My buddy is putting a Vortex something or other on his ar-15. Hes pretty big on the vortext stuff for some reason. Seems pretty pricey to me.


----------



## Bigmtman (Feb 4, 2008)

Thanks guys im looking all these up and doing some reading on them all.


----------



## boatnut (Nov 22, 2006)

MassillonBuckeye said:


> My buddy is putting a Vortex something or other on his ar-15. Hes pretty big on the vortext stuff for some reason. Seems pretty pricey to me.


Vortex does make some pricey optics but they have some great stuff to fit just about anyone's budget.

I mounted one of their Crossfire II's on my AR then mounted a Tru-Glo red dot on top of that for close in shooting. My old eyes need a little more magnification then some of you young bucks, so I like the 4-12 power.


----------



## TomC (Aug 14, 2007)

bushnell ar optics, 4.5-18x40 amazing scope for the price, good clear glass and the reticles are easier to see than on the Nikons. I know I looked for 6 month at scopes before I settled on this one. Im glad I did. Its got the bdc in it for up to 500yrs using the 55gr vmax. I know that out to 200yrds its dead on, I don't have a place to shoot longer than that so I cant give much info on 300+. Its mounted on a RRA with an 18" stainless heavy barrel, and it shoots 1/4" groups at 100 and 200yrds.


----------



## F1504X4 (Mar 23, 2008)

I had a vortex strikefire2 red dot for a little while which was very nice but decided to go with a magnified scope for hunting. After looking at the bushnell AR, Nikon p223, and vortex crossfire2 I ended up with the Burris predator quest 2-7x32. I like the lower power. It's great for anything right up close all the way out to a few hundred yards.










Sent from my iPhone using Ohub Campfire


----------



## buckeye dan (Jan 31, 2012)

Bigmtman said:


> That looks good.I'm trying to find a scope that I can use open eyed (both eyes) and at close range 20-50 yards but then be able to use it at 300 yards.I don't want to have to buy a Eotech for close range and then a regular mill dot scope for bench shooting.
> I think Leopold has a AR scope that might work and it has a red dot and mill dots.


Have you considered accessory offset mounting a reflex/hollowsight? Fastfire, Speed Dot, Deltapoint, Eotech etc.. That would be the go to sight for all your closeup work and be independent of your magnifying optics used for precision work at range. Both eyes open as well.

If I understand what you are trying to accomplish, the only inline option is to introduce a companion/co-witness magnifier of some sort that will need added and removed based on distances.
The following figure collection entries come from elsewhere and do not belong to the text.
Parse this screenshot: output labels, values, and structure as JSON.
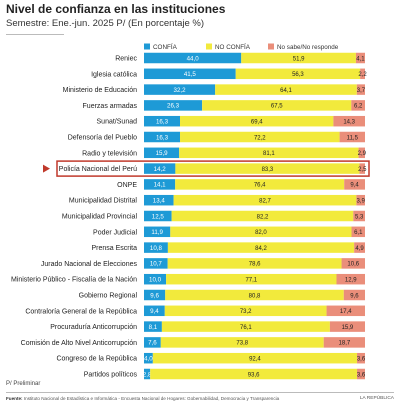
{
  "header": {
    "title": "Nivel de confianza en las instituciones",
    "subtitle": "Semestre: Ene.-jun. 2025 P/ (En porcentaje %)"
  },
  "chart_data": {
    "type": "bar",
    "stacked": true,
    "orientation": "horizontal",
    "legend_position": "top",
    "grid": false,
    "xlim": [
      0,
      100
    ],
    "categories": [
      "Reniec",
      "Iglesia católica",
      "Ministerio de Educación",
      "Fuerzas armadas",
      "Sunat/Sunad",
      "Defensoría del Pueblo",
      "Radio y televisión",
      "Policía Nacional del Perú",
      "ONPE",
      "Municipalidad Distrital",
      "Municipalidad Provincial",
      "Poder Judicial",
      "Prensa Escrita",
      "Jurado Nacional de Elecciones",
      "Ministerio Público - Fiscalía de la Nación",
      "Gobierno Regional",
      "Contraloría General de la República",
      "Procuraduría Anticorrupción",
      "Comisión de Alto Nivel Anticorrupción",
      "Congreso de la República",
      "Partidos políticos"
    ],
    "series": [
      {
        "name": "CONFÍA",
        "color": "#1e9ad6",
        "values": [
          44.0,
          41.5,
          32.2,
          26.3,
          16.3,
          16.3,
          15.9,
          14.2,
          14.1,
          13.4,
          12.5,
          11.9,
          10.8,
          10.7,
          10.0,
          9.6,
          9.4,
          8.1,
          7.6,
          4.0,
          2.8
        ]
      },
      {
        "name": "NO CONFÍA",
        "color": "#f2ea3c",
        "values": [
          51.9,
          56.3,
          64.1,
          67.5,
          69.4,
          72.2,
          81.1,
          83.3,
          76.4,
          82.7,
          82.2,
          82.0,
          84.2,
          78.6,
          77.1,
          80.8,
          73.2,
          76.1,
          73.8,
          92.4,
          93.6
        ]
      },
      {
        "name": "No sabe/No responde",
        "color": "#ea8e7a",
        "values": [
          4.1,
          2.2,
          3.7,
          6.2,
          14.3,
          11.5,
          2.9,
          2.5,
          9.4,
          3.9,
          5.3,
          6.1,
          4.9,
          10.6,
          12.9,
          9.6,
          17.4,
          15.9,
          18.7,
          3.6,
          3.6
        ]
      }
    ],
    "value_labels": [
      [
        "44,0",
        "51,9",
        "4,1"
      ],
      [
        "41,5",
        "56,3",
        "2,2"
      ],
      [
        "32,2",
        "64,1",
        "3,7"
      ],
      [
        "26,3",
        "67,5",
        "6,2"
      ],
      [
        "16,3",
        "69,4",
        "14,3"
      ],
      [
        "16,3",
        "72,2",
        "11,5"
      ],
      [
        "15,9",
        "81,1",
        "2,9"
      ],
      [
        "14,2",
        "83,3",
        "2,5"
      ],
      [
        "14,1",
        "76,4",
        "9,4"
      ],
      [
        "13,4",
        "82,7",
        "3,9"
      ],
      [
        "12,5",
        "82,2",
        "5,3"
      ],
      [
        "11,9",
        "82,0",
        "6,1"
      ],
      [
        "10,8",
        "84,2",
        "4,9"
      ],
      [
        "10,7",
        "78,6",
        "10,6"
      ],
      [
        "10,0",
        "77,1",
        "12,9"
      ],
      [
        "9,6",
        "80,8",
        "9,6"
      ],
      [
        "9,4",
        "73,2",
        "17,4"
      ],
      [
        "8,1",
        "76,1",
        "15,9"
      ],
      [
        "7,6",
        "73,8",
        "18,7"
      ],
      [
        "4,0",
        "92,4",
        "3,6"
      ],
      [
        "2,8",
        "93,6",
        "3,6"
      ]
    ],
    "highlight_category": "Policía Nacional del Perú",
    "highlight_color": "#c0392b"
  },
  "footnote": "P/ Preliminar",
  "source": {
    "label": "Fuente:",
    "text": "Instituto Nacional de Estadística e Informática - Encuesta Nacional de Hogares: Gobernabilidad, Democracia y Transparencia"
  },
  "brand": "LA REPÚBLICA"
}
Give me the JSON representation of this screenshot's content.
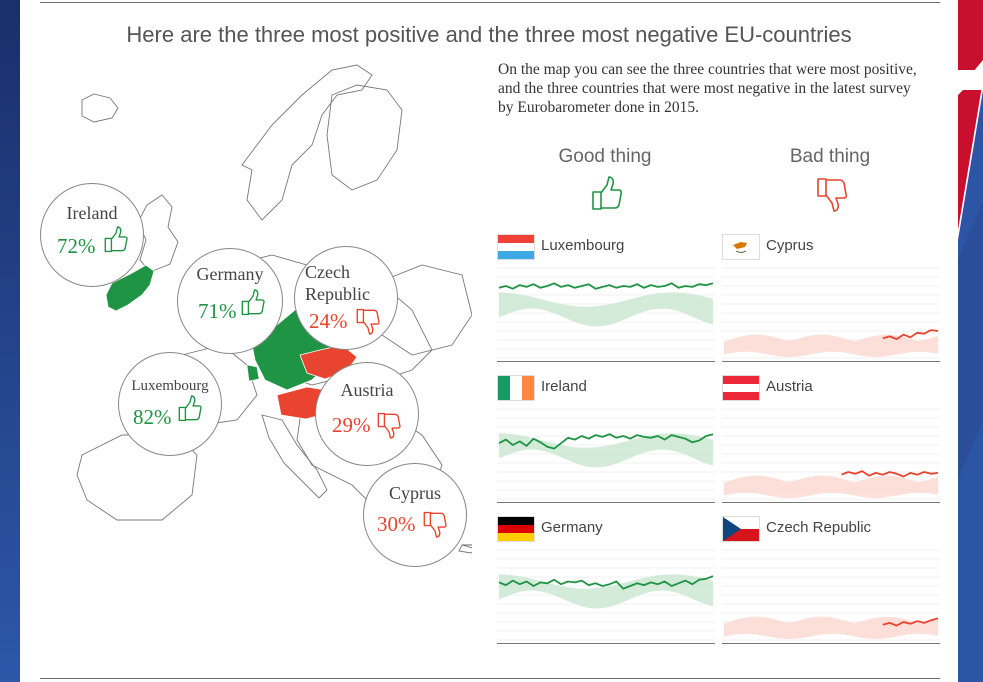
{
  "title": "Here are the three most positive and the three most negative EU-countries",
  "description": "On the map you can see the three countries that were most positive, and the three countries that were most negative in the latest survey by Eurobarometer done in 2015.",
  "columns": {
    "good": "Good thing",
    "bad": "Bad thing"
  },
  "colors": {
    "positive": "#1f9444",
    "negative": "#e8442f",
    "positive_band": "#cde8d3",
    "negative_band": "#fbd9d2"
  },
  "icons": {
    "good": "thumbs-up-icon",
    "bad": "thumbs-down-icon"
  },
  "map": {
    "bubbles": [
      {
        "name": "Ireland",
        "value": "72%",
        "sentiment": "good"
      },
      {
        "name": "Germany",
        "value": "71%",
        "sentiment": "good"
      },
      {
        "name": "Czech Republic",
        "value": "24%",
        "sentiment": "bad"
      },
      {
        "name": "Luxembourg",
        "value": "82%",
        "sentiment": "good"
      },
      {
        "name": "Austria",
        "value": "29%",
        "sentiment": "bad"
      },
      {
        "name": "Cyprus",
        "value": "30%",
        "sentiment": "bad"
      }
    ]
  },
  "chart_data": {
    "type": "line",
    "panels": [
      {
        "country": "Luxembourg",
        "column": "good",
        "values": [
          78,
          80,
          77,
          81,
          79,
          82,
          78,
          80,
          83,
          79,
          81,
          78,
          80,
          82,
          77,
          79,
          81,
          78,
          80,
          79,
          82,
          78,
          81,
          79,
          80,
          83,
          78,
          80,
          79,
          82,
          81,
          83
        ]
      },
      {
        "country": "Cyprus",
        "column": "bad",
        "values": [
          null,
          null,
          null,
          null,
          null,
          null,
          null,
          null,
          null,
          null,
          null,
          null,
          null,
          null,
          null,
          null,
          null,
          null,
          null,
          null,
          null,
          null,
          null,
          22,
          24,
          21,
          26,
          23,
          28,
          27,
          31,
          30
        ]
      },
      {
        "country": "Ireland",
        "column": "good",
        "values": [
          62,
          66,
          60,
          64,
          59,
          67,
          63,
          58,
          56,
          62,
          68,
          66,
          70,
          67,
          71,
          69,
          72,
          68,
          70,
          67,
          71,
          69,
          68,
          70,
          66,
          71,
          69,
          67,
          63,
          65,
          70,
          72
        ]
      },
      {
        "country": "Austria",
        "column": "bad",
        "values": [
          null,
          null,
          null,
          null,
          null,
          null,
          null,
          null,
          null,
          null,
          null,
          null,
          null,
          null,
          null,
          null,
          null,
          27,
          30,
          28,
          31,
          26,
          29,
          27,
          30,
          28,
          25,
          29,
          27,
          30,
          28,
          29
        ]
      },
      {
        "country": "Germany",
        "column": "good",
        "values": [
          64,
          61,
          66,
          62,
          65,
          60,
          64,
          63,
          67,
          62,
          65,
          64,
          66,
          61,
          63,
          60,
          62,
          65,
          57,
          60,
          63,
          61,
          64,
          62,
          65,
          60,
          63,
          66,
          62,
          67,
          68,
          71
        ]
      },
      {
        "country": "Czech Republic",
        "column": "bad",
        "values": [
          null,
          null,
          null,
          null,
          null,
          null,
          null,
          null,
          null,
          null,
          null,
          null,
          null,
          null,
          null,
          null,
          null,
          null,
          null,
          null,
          null,
          null,
          null,
          17,
          19,
          16,
          20,
          18,
          21,
          19,
          22,
          24
        ]
      }
    ],
    "ylim": [
      0,
      100
    ]
  }
}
It takes a considerable amount of practice to go with a dual independent sight setup but once you master it, the order is filled.

You get your reflex site for that 0-75 yard work and a different optic for whatever is beyond. You can add that option with a few extra ounces. It's not really that bad.


----------



## Bigmtman (Feb 4, 2008)

I'll check that scope out,thanks looks good.


----------



## F1504X4 (Mar 23, 2008)

http://palmettostatearmory.com/inde...m-bdc-riflescope-and-burris-pepr-mount-2.html

This is a heck of a deal!!!!


----------



## Bigmtman (Feb 4, 2008)

Yes it is.


----------